Now, I'm going to presume that the common definition of masculinity will involve men who can beat the crap out of other people. However, physical prowess isn't exactly exclusive to men anymore.
Manliness also includes a willingness to draw a line, hold it, and be willing to defend it, and fight back. Also not exclusive to men, but few men have ever been pushed around and been considered "manly." Then again, the ultimate Man, Jesus, did instruct us to go the extra mile when someone's walking all over us, but a "manly male" could take that and make it into "You want to shanghai me into carrying your stuff for a mile? I'll do it for two. Hah, you wuss."
So, two down. Next would be to discuss men on an emotional level: what to express, how to express them, that sort of thing.
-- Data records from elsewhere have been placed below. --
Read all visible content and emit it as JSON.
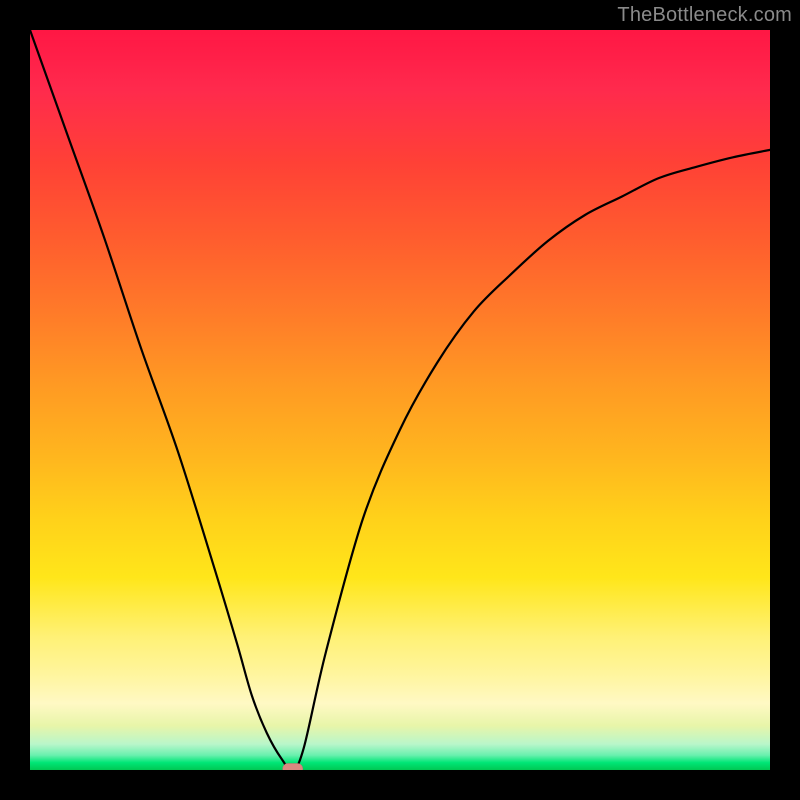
{
  "watermark": "TheBottleneck.com",
  "chart_data": {
    "type": "line",
    "title": "",
    "xlabel": "",
    "ylabel": "",
    "xlim": [
      0,
      1
    ],
    "ylim": [
      0,
      1
    ],
    "grid": false,
    "legend": false,
    "background_gradient": {
      "direction": "vertical",
      "stops": [
        {
          "pos": 0.0,
          "color": "#ff1744"
        },
        {
          "pos": 0.5,
          "color": "#ffb300"
        },
        {
          "pos": 0.8,
          "color": "#ffee58"
        },
        {
          "pos": 0.95,
          "color": "#c5e1a5"
        },
        {
          "pos": 1.0,
          "color": "#00c853"
        }
      ]
    },
    "series": [
      {
        "name": "bottleneck-curve",
        "x": [
          0.0,
          0.05,
          0.1,
          0.15,
          0.2,
          0.25,
          0.28,
          0.3,
          0.32,
          0.34,
          0.355,
          0.37,
          0.4,
          0.45,
          0.5,
          0.55,
          0.6,
          0.65,
          0.7,
          0.75,
          0.8,
          0.85,
          0.9,
          0.95,
          1.0
        ],
        "y": [
          1.0,
          0.86,
          0.72,
          0.57,
          0.43,
          0.27,
          0.17,
          0.1,
          0.05,
          0.015,
          0.0,
          0.03,
          0.16,
          0.34,
          0.46,
          0.55,
          0.62,
          0.67,
          0.715,
          0.75,
          0.775,
          0.8,
          0.815,
          0.828,
          0.838
        ]
      }
    ],
    "marker": {
      "name": "optimal-point",
      "x": 0.355,
      "y": 0.0,
      "shape": "rounded-pill",
      "color": "#d98880"
    }
  }
}
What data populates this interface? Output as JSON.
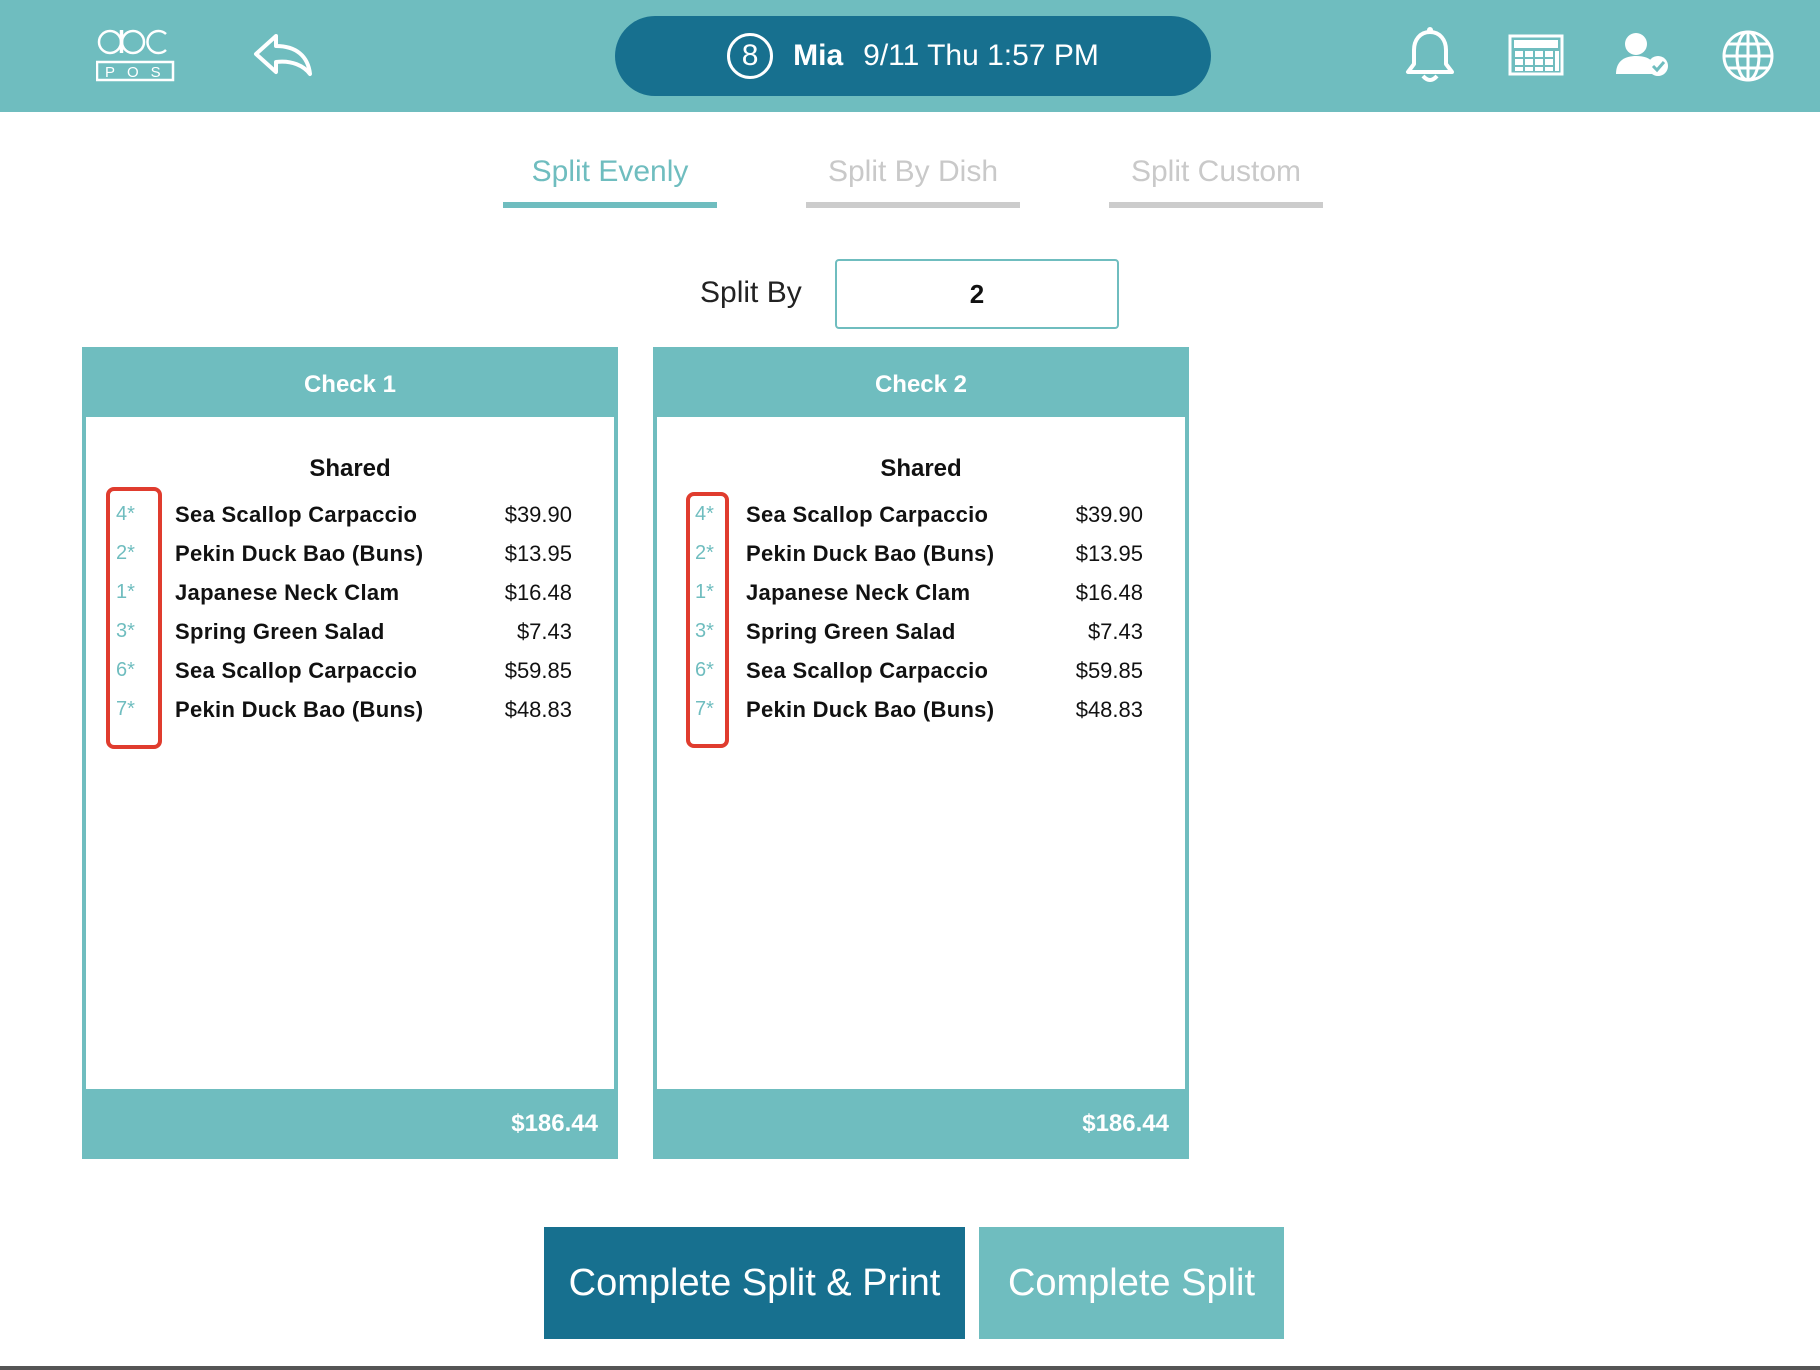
{
  "header": {
    "logo_text": "abc",
    "logo_sub": "POS",
    "seat_number": "8",
    "user_name": "Mia",
    "datetime": "9/11 Thu 1:57 PM",
    "icons": [
      "logo-icon",
      "back-icon",
      "bell-icon",
      "calculator-icon",
      "user-check-icon",
      "globe-icon"
    ]
  },
  "tabs": [
    {
      "label": "Split Evenly",
      "active": true
    },
    {
      "label": "Split By Dish",
      "active": false
    },
    {
      "label": "Split Custom",
      "active": false
    }
  ],
  "split": {
    "label": "Split By",
    "value": "2"
  },
  "checks": [
    {
      "title": "Check 1",
      "section": "Shared",
      "items": [
        {
          "qty": "4*",
          "name": "Sea Scallop Carpaccio",
          "price": "$39.90"
        },
        {
          "qty": "2*",
          "name": "Pekin Duck Bao (Buns)",
          "price": "$13.95"
        },
        {
          "qty": "1*",
          "name": "Japanese Neck Clam",
          "price": "$16.48"
        },
        {
          "qty": "3*",
          "name": "Spring Green Salad",
          "price": "$7.43"
        },
        {
          "qty": "6*",
          "name": "Sea Scallop Carpaccio",
          "price": "$59.85"
        },
        {
          "qty": "7*",
          "name": "Pekin Duck Bao (Buns)",
          "price": "$48.83"
        }
      ],
      "total": "$186.44"
    },
    {
      "title": "Check 2",
      "section": "Shared",
      "items": [
        {
          "qty": "4*",
          "name": "Sea Scallop Carpaccio",
          "price": "$39.90"
        },
        {
          "qty": "2*",
          "name": "Pekin Duck Bao (Buns)",
          "price": "$13.95"
        },
        {
          "qty": "1*",
          "name": "Japanese Neck Clam",
          "price": "$16.48"
        },
        {
          "qty": "3*",
          "name": "Spring Green Salad",
          "price": "$7.43"
        },
        {
          "qty": "6*",
          "name": "Sea Scallop Carpaccio",
          "price": "$59.85"
        },
        {
          "qty": "7*",
          "name": "Pekin Duck Bao (Buns)",
          "price": "$48.83"
        }
      ],
      "total": "$186.44"
    }
  ],
  "buttons": {
    "print_label": "Complete Split & Print",
    "complete_label": "Complete Split"
  },
  "colors": {
    "teal": "#6fbdbf",
    "dark_teal": "#17708f",
    "highlight_red": "#e03c2e"
  }
}
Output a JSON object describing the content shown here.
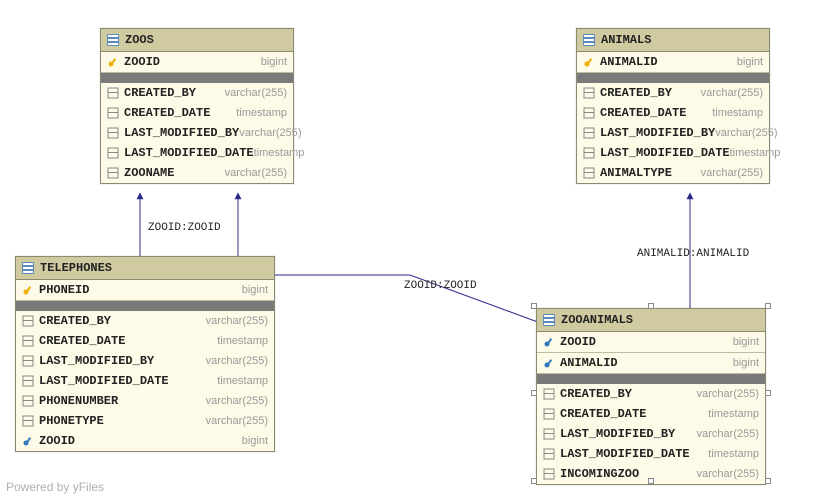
{
  "footer": "Powered by yFiles",
  "types": {
    "bigint": "bigint",
    "varchar": "varchar(255)",
    "timestamp": "timestamp"
  },
  "edges": {
    "telephones_zoos": "ZOOID:ZOOID",
    "zooanimals_zoos": "ZOOID:ZOOID",
    "zooanimals_animals": "ANIMALID:ANIMALID"
  },
  "entities": {
    "zoos": {
      "name": "ZOOS",
      "pks": [
        {
          "name": "ZOOID",
          "type": "bigint"
        }
      ],
      "cols": [
        {
          "name": "CREATED_BY",
          "type": "varchar"
        },
        {
          "name": "CREATED_DATE",
          "type": "timestamp"
        },
        {
          "name": "LAST_MODIFIED_BY",
          "type": "varchar"
        },
        {
          "name": "LAST_MODIFIED_DATE",
          "type": "timestamp"
        },
        {
          "name": "ZOONAME",
          "type": "varchar"
        }
      ]
    },
    "animals": {
      "name": "ANIMALS",
      "pks": [
        {
          "name": "ANIMALID",
          "type": "bigint"
        }
      ],
      "cols": [
        {
          "name": "CREATED_BY",
          "type": "varchar"
        },
        {
          "name": "CREATED_DATE",
          "type": "timestamp"
        },
        {
          "name": "LAST_MODIFIED_BY",
          "type": "varchar"
        },
        {
          "name": "LAST_MODIFIED_DATE",
          "type": "timestamp"
        },
        {
          "name": "ANIMALTYPE",
          "type": "varchar"
        }
      ]
    },
    "telephones": {
      "name": "TELEPHONES",
      "pks": [
        {
          "name": "PHONEID",
          "type": "bigint"
        }
      ],
      "cols": [
        {
          "name": "CREATED_BY",
          "type": "varchar"
        },
        {
          "name": "CREATED_DATE",
          "type": "timestamp"
        },
        {
          "name": "LAST_MODIFIED_BY",
          "type": "varchar"
        },
        {
          "name": "LAST_MODIFIED_DATE",
          "type": "timestamp"
        },
        {
          "name": "PHONENUMBER",
          "type": "varchar"
        },
        {
          "name": "PHONETYPE",
          "type": "varchar"
        },
        {
          "name": "ZOOID",
          "type": "bigint"
        }
      ]
    },
    "zooanimals": {
      "name": "ZOOANIMALS",
      "pks": [
        {
          "name": "ZOOID",
          "type": "bigint"
        },
        {
          "name": "ANIMALID",
          "type": "bigint"
        }
      ],
      "cols": [
        {
          "name": "CREATED_BY",
          "type": "varchar"
        },
        {
          "name": "CREATED_DATE",
          "type": "timestamp"
        },
        {
          "name": "LAST_MODIFIED_BY",
          "type": "varchar"
        },
        {
          "name": "LAST_MODIFIED_DATE",
          "type": "timestamp"
        },
        {
          "name": "INCOMINGZOO",
          "type": "varchar"
        }
      ]
    }
  }
}
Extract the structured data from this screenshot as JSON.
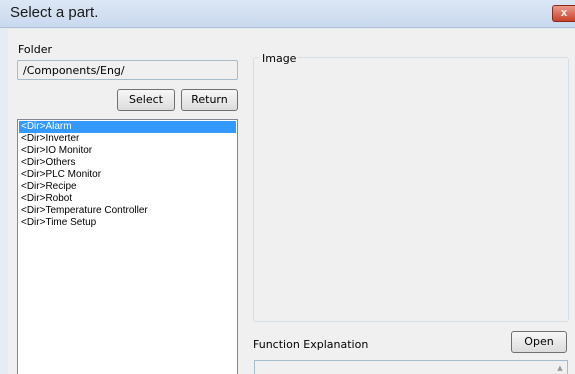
{
  "window": {
    "title": "Select a part.",
    "close_glyph": "x"
  },
  "folder": {
    "label": "Folder",
    "path": "/Components/Eng/"
  },
  "buttons": {
    "select": "Select",
    "return": "Return",
    "open": "Open"
  },
  "list": {
    "items": [
      {
        "label": "<Dir>Alarm",
        "selected": true
      },
      {
        "label": "<Dir>Inverter"
      },
      {
        "label": "<Dir>IO Monitor"
      },
      {
        "label": "<Dir>Others"
      },
      {
        "label": "<Dir>PLC Monitor"
      },
      {
        "label": "<Dir>Recipe"
      },
      {
        "label": "<Dir>Robot"
      },
      {
        "label": "<Dir>Temperature Controller"
      },
      {
        "label": "<Dir>Time Setup"
      }
    ]
  },
  "image_panel": {
    "label": "Image"
  },
  "function_panel": {
    "label": "Function Explanation"
  },
  "colors": {
    "selection": "#3399ff",
    "close": "#c9432b"
  },
  "icons": {
    "scroll_up": "scroll-up-arrow-icon",
    "close": "close-icon"
  }
}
And, since I mentioned the Bard, Shakespeare has also had some thoughts on manliness, particularly in MacBeth. After MacDuff is informed that his family has been slaughtered, he is told to take it like a man; MacDuff replies that he must also “feel it as a man.” So, I guess a man actually can be "in touch with his feelings" – feelings of loss, of love, of filial devotion, as well as rage and homicidal intent.
|Manly? Or too much|
Codename: Winterborn, has a lot of similar characteristics to all of these "manly" qualities mentioned: rage, love, filial devotion, will stand up for what he believes in, up to and including killing people, will let no one push him around unless he wants to be pushed around ... and one review (who gave it 5-stars) slapped a label on Kevin as a simple psycho.
Is he crazed and damaged in Codename: Winterborn? Oh, you betcha. But just calling him a psycho because he has no problem killing people might simplify things just a little too much. Heck, he had no problem killing people before the book started.